Following ASUS’ surprise Zenbo reveal at Computex last month, PCR asks retailers if they think companion robots and helper bots will be a success with customers.
Zenbo is designed to ‘provide companionship, assistance and entertainment’ to users, by singing songs, managing smart home devices, communicating with its owners and more.
Elsewhere, last week Engage Works showed off the Pepper robot at the Flux Innovation Lounge in London, who can speak 19 languages and understand and react to human emotions.
But when these robots eventually hit the UK (a set date has not yet been announced), will they be a hit with suppliers and retailers in the tech channel?
Yoyotech managing director CK thinks they might.
“I think the ASUS Zenbo is a very ambitious thing and we should all say bring it on,” he told PCR. “I think it’s about time for robots. They need to come out, so let’s see what vendors can produce.
“I can see myself selling robots. It’s all about experiences for the end user, it’s no longer about keyboard and mouse, it’s about changing the user’s lifestyle. Robotics will eventually come into play.”
Richard Alford from Black Bear Computers added: “I think it’s a fantastic toy but I think it’s too limited in its uses. I’d imagine it’d only work on a single storey, so how much use is it actually? It’s fine as a children’s toy or a gimmicky thing in the shop, but why do we need a whole robot?”
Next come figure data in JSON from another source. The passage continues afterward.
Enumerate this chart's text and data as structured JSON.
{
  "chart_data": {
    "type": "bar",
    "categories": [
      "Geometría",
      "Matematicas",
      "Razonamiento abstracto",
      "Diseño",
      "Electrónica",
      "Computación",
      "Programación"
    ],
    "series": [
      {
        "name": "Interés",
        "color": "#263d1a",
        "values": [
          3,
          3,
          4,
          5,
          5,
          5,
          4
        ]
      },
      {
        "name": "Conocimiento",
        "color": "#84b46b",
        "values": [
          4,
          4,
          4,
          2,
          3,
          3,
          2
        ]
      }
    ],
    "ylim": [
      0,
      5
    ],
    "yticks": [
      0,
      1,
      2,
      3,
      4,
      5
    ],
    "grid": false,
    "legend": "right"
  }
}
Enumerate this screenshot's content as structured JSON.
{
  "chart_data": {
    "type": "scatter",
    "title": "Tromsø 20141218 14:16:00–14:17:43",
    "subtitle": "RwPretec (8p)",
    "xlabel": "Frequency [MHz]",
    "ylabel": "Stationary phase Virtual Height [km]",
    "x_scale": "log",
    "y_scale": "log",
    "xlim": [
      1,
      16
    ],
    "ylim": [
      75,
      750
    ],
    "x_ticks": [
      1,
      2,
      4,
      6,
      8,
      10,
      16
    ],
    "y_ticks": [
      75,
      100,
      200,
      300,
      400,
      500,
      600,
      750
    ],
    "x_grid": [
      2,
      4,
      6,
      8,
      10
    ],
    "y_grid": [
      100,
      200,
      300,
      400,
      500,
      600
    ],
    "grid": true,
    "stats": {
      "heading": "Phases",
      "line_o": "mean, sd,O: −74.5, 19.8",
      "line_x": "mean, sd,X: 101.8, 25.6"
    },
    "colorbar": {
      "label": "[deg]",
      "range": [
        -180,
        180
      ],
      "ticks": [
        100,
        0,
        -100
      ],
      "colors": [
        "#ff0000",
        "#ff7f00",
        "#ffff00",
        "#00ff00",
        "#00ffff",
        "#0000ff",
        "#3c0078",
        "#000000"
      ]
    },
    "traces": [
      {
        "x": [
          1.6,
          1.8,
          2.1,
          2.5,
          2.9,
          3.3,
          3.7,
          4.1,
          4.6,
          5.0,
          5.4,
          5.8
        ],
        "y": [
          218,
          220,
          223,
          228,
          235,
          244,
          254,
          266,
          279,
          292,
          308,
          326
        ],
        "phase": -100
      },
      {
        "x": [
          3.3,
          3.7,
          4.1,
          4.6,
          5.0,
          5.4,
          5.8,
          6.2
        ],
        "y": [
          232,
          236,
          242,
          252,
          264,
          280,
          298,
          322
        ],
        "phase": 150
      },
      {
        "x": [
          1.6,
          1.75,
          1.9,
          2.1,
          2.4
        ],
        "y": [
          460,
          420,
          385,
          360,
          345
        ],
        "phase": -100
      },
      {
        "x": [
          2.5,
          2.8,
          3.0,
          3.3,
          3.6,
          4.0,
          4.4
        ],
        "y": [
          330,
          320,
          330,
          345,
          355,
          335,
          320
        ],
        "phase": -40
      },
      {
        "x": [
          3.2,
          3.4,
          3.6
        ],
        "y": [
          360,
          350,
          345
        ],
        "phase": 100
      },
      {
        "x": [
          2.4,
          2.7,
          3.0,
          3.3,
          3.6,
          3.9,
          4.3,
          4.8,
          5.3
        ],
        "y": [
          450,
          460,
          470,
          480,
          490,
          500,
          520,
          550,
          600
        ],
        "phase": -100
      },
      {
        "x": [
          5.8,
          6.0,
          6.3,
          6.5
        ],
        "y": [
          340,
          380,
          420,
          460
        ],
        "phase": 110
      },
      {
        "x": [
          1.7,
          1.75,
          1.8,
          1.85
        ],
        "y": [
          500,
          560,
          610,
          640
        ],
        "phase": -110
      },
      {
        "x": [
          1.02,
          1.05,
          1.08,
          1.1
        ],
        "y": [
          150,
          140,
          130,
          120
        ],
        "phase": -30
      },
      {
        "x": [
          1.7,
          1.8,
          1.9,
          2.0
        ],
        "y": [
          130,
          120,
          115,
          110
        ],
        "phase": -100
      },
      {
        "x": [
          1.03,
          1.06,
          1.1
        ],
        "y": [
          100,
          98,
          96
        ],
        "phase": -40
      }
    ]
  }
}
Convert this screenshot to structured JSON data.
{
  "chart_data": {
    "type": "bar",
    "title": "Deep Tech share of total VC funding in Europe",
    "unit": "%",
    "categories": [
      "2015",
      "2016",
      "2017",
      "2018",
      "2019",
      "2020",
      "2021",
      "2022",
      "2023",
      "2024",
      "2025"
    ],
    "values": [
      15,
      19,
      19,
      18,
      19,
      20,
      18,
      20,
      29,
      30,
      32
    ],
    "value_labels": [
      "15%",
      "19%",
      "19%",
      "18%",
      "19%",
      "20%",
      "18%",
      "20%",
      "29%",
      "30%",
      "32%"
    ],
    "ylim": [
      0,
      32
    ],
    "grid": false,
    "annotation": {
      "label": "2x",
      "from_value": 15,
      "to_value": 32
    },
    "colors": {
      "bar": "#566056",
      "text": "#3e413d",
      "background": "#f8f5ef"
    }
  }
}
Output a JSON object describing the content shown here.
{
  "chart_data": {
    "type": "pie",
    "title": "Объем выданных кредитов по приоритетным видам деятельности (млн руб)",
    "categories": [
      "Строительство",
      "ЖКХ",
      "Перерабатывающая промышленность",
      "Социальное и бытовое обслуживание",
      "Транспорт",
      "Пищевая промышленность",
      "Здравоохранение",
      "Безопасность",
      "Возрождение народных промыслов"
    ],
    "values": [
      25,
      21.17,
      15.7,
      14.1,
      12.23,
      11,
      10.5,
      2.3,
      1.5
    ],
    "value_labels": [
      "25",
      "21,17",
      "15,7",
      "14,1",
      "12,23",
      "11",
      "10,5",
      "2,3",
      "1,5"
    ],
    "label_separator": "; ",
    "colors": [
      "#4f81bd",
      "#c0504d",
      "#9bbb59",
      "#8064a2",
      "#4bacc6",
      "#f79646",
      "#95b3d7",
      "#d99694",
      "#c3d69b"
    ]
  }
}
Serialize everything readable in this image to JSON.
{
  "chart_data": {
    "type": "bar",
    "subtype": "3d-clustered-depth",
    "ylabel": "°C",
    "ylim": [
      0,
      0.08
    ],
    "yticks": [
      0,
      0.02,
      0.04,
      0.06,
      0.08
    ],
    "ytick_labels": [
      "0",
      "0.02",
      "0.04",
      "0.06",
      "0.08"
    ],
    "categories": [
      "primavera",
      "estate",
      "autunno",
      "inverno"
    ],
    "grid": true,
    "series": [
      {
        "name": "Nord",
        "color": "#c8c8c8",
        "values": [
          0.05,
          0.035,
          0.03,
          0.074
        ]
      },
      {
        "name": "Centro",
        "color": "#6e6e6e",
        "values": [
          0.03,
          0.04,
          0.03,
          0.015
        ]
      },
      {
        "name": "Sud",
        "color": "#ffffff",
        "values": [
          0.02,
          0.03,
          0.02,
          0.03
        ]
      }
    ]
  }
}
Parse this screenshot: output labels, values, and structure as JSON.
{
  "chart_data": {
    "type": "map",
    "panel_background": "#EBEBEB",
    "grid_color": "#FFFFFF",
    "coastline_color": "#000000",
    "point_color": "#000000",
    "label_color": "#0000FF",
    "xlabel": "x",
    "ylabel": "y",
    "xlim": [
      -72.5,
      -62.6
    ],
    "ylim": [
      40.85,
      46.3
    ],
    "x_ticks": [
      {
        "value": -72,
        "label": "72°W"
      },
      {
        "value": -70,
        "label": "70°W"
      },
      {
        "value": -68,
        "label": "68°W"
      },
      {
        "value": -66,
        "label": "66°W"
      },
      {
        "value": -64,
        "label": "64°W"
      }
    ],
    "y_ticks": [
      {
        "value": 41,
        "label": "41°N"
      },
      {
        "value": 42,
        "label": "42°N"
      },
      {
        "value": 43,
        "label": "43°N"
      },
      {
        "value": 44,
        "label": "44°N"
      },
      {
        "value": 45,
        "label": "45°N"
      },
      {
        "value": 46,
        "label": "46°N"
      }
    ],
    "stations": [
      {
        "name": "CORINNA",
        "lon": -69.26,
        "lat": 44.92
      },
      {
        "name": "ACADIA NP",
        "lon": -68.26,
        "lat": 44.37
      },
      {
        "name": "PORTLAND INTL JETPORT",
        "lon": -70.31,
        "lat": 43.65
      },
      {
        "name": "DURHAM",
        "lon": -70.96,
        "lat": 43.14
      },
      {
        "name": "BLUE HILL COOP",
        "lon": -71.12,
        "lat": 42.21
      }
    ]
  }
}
Alford also said that robot repairs may not be lucrative, due to the repairs likely being few and far between early on. However, Craig Hume from Utopia Computers believes custom parts will emerge for robots.
“I think there’s a brilliant opportunity there and there has to be,” Hume said. “There will be a time where Steve Jobs knew a lot about the devices he wanted to bring out, but knew it was too early. And waited until he had something of real value – the same could be said for robots.
“There are ideas out there that can make our lives easier but they don’t seem to fit our world very well. There’s nothing there [yet] to make my life easier [in terms of robots].”
Chillblast’s Ben Miles was also critical of the Zenbo.
“The limit, as usual was with the quality of the voice recognition,” Miles said. “Even with a highly scripted exhibit, the Zenbo frequently got confused.
“Until technologies of really reliable voice recognition become available these kinds of products will be niche, early adopter solutions.
“The hardware in the Zenbo was fairly impressive however, and we can see it being useful for those with restricted mobility. How it climbs stairs is also a major question for UK households!”
Mesh Computers purchasing manager Maria Malageac commented: “I wouldn’t say the public is prepared for something like that at the moment. I’m not sure it will be something that will be popular.”
Of course, on the B2B side, in Asia some companies are introducing robotic or digital receptionists, which could be something for VARs to think about in the future.
What do you think of robots in the tech channel? Will they be a good source of revenue – or just a gimmick? Will they take off?